“Aku tak apa, ini hanya kelelahan. Kau tak perlu khawatir.” Sri mendesah, meski wajahnya begitu pucat.
Sri mengalami pusing berat, jantung berdebar hebat, sudah beberapa hari, tetapi baru hari ini ia memutuskan untuk melakukan pemeriksaan di sebuah rumah sakit. Semua tak akan Sri lakukan jika ia tak mendadak mimisan, sungguh itu pendarahan hebat.
“Kau membuatku panik!” Damar tampak menarik napas dalam-dalam. “Maaf aku tak membawa sapu tangan saat itu.”
“Terima kasih. Maaf malah merepotkan dirimu.” Sri tampak menjawab agak lirih.
“Hasil pemeriksaan bagaimana?”
“Masih harus menunggu hasil uji laboratorium. Pemeriksaan darah.
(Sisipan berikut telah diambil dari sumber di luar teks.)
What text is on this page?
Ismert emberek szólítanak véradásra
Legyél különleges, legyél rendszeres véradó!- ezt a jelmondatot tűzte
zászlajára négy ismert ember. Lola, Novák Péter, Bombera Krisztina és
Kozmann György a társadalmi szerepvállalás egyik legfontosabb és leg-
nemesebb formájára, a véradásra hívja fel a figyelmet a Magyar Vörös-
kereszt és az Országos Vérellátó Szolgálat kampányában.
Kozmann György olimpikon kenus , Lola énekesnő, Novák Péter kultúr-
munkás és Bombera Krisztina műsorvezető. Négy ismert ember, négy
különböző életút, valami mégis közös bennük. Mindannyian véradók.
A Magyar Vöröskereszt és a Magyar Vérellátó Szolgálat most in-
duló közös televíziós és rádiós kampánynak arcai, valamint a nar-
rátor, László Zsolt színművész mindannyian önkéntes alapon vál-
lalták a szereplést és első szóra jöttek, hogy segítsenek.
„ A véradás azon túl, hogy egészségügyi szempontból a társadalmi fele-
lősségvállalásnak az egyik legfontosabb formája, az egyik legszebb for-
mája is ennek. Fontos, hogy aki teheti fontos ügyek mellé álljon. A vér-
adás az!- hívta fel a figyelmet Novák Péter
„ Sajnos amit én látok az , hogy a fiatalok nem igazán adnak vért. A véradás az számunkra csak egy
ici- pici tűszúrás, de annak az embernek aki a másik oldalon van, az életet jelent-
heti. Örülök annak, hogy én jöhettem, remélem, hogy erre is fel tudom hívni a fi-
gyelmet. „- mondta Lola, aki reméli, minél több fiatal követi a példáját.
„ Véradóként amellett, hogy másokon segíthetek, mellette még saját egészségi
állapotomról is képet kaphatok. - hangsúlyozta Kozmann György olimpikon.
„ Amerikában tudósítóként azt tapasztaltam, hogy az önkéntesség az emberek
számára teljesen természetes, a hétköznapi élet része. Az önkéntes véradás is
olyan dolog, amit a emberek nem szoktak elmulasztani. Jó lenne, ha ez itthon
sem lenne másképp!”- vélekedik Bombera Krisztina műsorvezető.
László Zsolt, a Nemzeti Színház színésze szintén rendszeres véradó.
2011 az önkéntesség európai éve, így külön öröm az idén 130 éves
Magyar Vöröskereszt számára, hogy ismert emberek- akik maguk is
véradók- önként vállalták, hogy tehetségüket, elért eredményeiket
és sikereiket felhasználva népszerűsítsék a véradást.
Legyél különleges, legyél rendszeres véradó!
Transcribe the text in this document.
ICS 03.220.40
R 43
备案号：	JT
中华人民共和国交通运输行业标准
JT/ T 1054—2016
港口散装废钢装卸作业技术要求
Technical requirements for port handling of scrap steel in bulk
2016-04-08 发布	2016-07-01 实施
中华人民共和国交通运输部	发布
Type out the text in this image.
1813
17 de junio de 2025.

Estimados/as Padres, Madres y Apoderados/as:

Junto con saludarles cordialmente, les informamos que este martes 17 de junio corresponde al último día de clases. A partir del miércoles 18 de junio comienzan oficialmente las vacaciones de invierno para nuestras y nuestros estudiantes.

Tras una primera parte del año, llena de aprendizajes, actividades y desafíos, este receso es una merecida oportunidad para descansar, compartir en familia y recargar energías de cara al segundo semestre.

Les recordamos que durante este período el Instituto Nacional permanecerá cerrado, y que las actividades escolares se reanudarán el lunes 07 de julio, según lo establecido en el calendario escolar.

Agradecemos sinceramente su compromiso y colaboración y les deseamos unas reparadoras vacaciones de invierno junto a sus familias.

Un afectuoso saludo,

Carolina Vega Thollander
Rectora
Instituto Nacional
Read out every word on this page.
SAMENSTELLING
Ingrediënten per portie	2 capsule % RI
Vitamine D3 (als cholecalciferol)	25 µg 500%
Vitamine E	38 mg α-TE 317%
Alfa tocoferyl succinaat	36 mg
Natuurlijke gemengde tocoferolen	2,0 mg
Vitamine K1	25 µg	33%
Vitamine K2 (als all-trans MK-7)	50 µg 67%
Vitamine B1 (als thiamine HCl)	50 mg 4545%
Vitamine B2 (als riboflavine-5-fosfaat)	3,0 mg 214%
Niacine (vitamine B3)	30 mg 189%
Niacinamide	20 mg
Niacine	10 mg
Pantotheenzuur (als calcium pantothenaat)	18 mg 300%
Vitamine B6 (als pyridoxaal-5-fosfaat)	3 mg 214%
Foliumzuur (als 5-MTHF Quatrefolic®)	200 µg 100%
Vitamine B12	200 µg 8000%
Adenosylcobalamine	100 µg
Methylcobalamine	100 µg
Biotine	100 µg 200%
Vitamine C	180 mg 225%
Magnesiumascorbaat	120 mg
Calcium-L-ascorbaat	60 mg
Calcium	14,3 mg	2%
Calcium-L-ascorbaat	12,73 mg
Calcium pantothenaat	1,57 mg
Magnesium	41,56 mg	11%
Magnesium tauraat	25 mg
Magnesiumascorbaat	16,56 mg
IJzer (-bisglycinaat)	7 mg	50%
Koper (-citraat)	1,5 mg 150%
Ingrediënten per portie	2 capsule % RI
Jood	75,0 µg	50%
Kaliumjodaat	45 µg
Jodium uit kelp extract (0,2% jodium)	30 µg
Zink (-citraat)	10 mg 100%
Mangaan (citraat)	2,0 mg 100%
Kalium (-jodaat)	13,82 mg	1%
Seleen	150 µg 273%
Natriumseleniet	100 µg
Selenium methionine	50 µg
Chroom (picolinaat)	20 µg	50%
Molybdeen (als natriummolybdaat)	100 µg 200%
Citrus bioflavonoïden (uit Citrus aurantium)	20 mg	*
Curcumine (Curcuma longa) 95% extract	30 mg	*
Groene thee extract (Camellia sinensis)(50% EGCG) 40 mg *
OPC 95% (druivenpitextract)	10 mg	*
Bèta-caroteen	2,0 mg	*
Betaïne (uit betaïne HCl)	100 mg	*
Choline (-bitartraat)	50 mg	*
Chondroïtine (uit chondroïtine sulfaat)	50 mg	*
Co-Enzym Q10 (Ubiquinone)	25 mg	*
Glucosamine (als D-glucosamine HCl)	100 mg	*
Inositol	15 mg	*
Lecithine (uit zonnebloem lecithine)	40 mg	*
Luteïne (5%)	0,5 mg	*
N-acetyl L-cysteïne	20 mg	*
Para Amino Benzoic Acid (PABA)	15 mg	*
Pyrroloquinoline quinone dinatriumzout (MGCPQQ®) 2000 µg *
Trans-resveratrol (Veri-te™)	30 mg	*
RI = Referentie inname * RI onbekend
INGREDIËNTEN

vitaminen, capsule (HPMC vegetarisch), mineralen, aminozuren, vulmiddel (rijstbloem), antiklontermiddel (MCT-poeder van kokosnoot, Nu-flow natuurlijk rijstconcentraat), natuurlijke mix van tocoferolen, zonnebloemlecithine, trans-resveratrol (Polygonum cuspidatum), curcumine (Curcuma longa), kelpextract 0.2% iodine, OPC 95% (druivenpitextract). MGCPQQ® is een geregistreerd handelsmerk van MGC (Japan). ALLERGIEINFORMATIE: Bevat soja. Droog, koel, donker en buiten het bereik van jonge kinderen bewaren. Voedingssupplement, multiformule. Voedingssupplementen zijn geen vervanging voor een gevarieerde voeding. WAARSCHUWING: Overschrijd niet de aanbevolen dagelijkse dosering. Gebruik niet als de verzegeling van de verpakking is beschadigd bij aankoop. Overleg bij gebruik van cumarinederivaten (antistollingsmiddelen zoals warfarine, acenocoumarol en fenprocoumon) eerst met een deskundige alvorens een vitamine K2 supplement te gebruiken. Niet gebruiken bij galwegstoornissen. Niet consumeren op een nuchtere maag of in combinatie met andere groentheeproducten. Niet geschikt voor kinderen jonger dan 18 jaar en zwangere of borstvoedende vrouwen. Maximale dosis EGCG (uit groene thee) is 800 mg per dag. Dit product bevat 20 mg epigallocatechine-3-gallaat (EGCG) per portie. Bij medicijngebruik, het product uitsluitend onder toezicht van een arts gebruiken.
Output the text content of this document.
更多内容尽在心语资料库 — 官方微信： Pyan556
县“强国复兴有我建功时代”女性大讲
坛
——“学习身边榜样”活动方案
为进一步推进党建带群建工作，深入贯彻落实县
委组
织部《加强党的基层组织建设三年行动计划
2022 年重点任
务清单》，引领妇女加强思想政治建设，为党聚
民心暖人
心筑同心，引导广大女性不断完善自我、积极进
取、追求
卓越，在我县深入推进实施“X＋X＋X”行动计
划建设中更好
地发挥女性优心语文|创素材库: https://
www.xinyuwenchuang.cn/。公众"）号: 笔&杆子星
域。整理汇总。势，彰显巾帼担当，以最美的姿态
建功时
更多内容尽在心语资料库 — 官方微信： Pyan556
Saat ini sudah tak apa, aku cuma sedikit lelah saja. Rekam medis sudah ada, nanti saat kontrol kesehatan berikutnya akan kuambil hasil pemeriksaan darah itu.”
Damar masih mendesah beberapa kali. “Kau terlalu banyak pikiran. Asal kau tahu, Sri! Kalau penyakit itu bisa datang dari pikiran. Kau jangan banyak berpikir berat, jika tingkat stres tinggi akan berdampak pada kesehatan tubuhmu.”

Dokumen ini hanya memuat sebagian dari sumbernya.